Ottilie W Roederstein, Jeanne Smith mit Hund, 1889

 

Roederstein, die gegen den Widerstand ihrer gutbürgerlichen Familie Künstlerin wurde, musste sich ihren Lebensunterhalt als freischaffende Künstlerin selbst verdienen. Dementsprechend arbeitete sie gezielt für den Kunstmarkt und hielt sich in ihren frühen Jahren an die malerischen Konventionen und Erwartungen des jeweiligen Auftragsumfeldes. Sie bediente den Geschmack des bürgerlichen Publikums, das ihre Bilder kaufen sollte.

Dies zeigt sich zu Beginn ihrer Karriere durch den Einsatz einer dunkeltonigen Farbpalette sowie durch die Wahl ihrer Bildsujets: den Porträts und Stillleben.

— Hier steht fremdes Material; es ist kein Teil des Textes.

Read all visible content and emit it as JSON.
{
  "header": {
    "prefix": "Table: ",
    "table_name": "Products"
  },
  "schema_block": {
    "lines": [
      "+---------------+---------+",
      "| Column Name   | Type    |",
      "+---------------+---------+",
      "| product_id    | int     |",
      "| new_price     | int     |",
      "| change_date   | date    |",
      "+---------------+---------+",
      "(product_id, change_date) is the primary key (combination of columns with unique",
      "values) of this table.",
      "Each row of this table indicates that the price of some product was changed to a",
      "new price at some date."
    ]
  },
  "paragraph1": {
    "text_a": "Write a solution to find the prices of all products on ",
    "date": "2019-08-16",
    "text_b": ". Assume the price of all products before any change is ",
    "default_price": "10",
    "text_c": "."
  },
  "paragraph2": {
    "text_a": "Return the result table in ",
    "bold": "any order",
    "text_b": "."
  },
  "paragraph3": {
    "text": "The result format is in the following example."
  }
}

Im Porträt der "Jeanne Smith mit Hund" von 1889 sehen wir ein melancholisches Damenbildnis in altmeisterlichen Hell-Dunkel-Inszenierung. Der Setter wird an der kurzen Leine gehalten und scheint sich gegen den ausgeübten Druck zu stemmen. Im Gegensatz zu dem seelenvollen Blick von Jeanne sieht er uns missmutig und unwirsch an.

In ihrem späteren Werk nahm Roederstein zunehmend Elemente anderen Kunstrichtungen auf. Auch die Temperamalerei, die sie ab 1910 (wieder) einsetzte, übte einen Einfluss auf ihren Stil aus, bevor sie in den 1920er-Jahren zu der ihr eigenen sachlich-nüchternen Bildsprache fand.

 

Ottilie W. Roederstein, Elisabeth H. Winterhalter mit Schäferhund, 1912

 

1912 entstand das Gemälde "Elisabeth H. Winterhalter mit Schäferhund". Es stellt Roedersteins Lebenspartnerin - eine Gynäkologin und erste deutsche Chirurgin - dar, mit der sich die Künstlerin 1909 im ländlichen Hofheim am Taunus niedergelassen hatte. Roederstein und Winterhalter unterstützten sich gegenseitig, stießen in traditionell Männern vorbehaltene Disziplinen vor und machten in Kunst und Medizin Karriere.

Im Porträt sind schon Nüchternheit und Realismus angedeutet; die Künstlerin sollte sich später mehr und mehr dem Stil der Neuen Sachlichkeit nähern. Sowohl die Temperamalerei als auch die intensive Beschäftigung mit der italienischen Zeichenkunst der Renaissance erzeugten einen plastischen und fast linearen Stil in heller getrübter Farbigkeit. Allerdings greift Roederstein nicht auf die Idealisierung der Renaissance zurück. Ohne jede Idealisierung hat sie nicht nur sich in zahlreichen Selbstporträts, sondern auch die Erscheinung ihrer Freundin gemalt. Die Dargestellte schaut ihre BetrachterInnen skeptisch, kritisch, ja mit nahezu abschätzigem Blick an.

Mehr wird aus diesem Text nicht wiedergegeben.